Break with the past

Jackie Gillies in front of the Williams Cottage just before stepping down as trust chair last...
Jackie Gillies in front of the Williams Cottage just before stepping down as trust chair last week. PHOTO: PHILIP CHANDLER
A former local who spearheaded the restoration of Queenstown’s oldest house has stepped down after 30 years’ chairing the trust that owns the building.

Retired heritage architect Jackie Gillies, who moved to Auckland almost two years ago, first helped save the 1864 Williams Cottage, fronting Queenstown Bay, from demolition.

Her Queenstown Heritage Trust, formed in 1994, then raised $200,000 to buy half the land — "in order to preserve it, we realised we had to buy it".

The council, persuaded by Gillies’ husband, lawyer Warwick Goldsmith, who happened to be its planning committee chairman, contributed the other half of the purchase price.

The trust then fundraised another $176,000 to restore the cottage, which had fallen into disrepair.

Gillies, who’d fallen in love with old buildings when growing up in England, says after arriving in Queenstown in 1988 "I started breaking in the back door to poke around and have a look".
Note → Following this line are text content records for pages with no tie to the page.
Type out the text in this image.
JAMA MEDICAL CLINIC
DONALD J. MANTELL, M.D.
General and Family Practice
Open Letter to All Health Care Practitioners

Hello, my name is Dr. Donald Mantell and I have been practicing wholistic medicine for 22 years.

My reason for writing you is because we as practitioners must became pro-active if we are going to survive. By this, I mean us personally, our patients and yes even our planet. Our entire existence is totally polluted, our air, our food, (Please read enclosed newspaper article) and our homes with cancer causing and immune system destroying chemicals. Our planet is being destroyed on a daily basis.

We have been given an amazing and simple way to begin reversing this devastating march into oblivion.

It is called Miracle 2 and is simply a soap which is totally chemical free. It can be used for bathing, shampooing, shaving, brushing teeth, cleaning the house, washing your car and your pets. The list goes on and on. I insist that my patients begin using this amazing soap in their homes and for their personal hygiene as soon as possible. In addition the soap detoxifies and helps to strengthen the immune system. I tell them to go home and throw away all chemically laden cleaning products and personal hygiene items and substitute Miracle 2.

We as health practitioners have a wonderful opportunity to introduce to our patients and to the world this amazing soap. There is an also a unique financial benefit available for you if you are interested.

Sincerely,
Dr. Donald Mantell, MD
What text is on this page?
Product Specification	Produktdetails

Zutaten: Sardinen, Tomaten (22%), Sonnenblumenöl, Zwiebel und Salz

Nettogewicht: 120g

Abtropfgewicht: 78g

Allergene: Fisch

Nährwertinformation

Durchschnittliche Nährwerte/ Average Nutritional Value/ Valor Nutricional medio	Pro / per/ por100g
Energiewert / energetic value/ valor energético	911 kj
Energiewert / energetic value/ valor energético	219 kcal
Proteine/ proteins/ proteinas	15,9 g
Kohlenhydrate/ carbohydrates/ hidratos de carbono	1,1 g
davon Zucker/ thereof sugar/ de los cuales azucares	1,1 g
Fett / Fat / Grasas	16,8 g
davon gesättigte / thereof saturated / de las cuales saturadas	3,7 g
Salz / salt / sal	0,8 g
"This place is like my first child," she says.

Unfortunately, in 1999, just two years after the refurb, Queenstown suffered a record flood and the cottage was completely inundated, so it had to be restored again.

"It was heartbreaking," she says.

In more recent times, the cottage’s future’s been secured as it’s been earthquake-strengthened and had sprinklers added to fire-proof it.

The trust leases it out to afford the cost of maintenance, rates and insurance.

Gillies says they’re indebted to current tenant, Vesta gift store owner Tracie McVicar, for allowing the trust to hang interpretation panels in the front parlour room.

Having stepped down at last week’s AGM, Gillies’ role has now been taken by local lawyer Kerry O’Connell, who was already a trustee.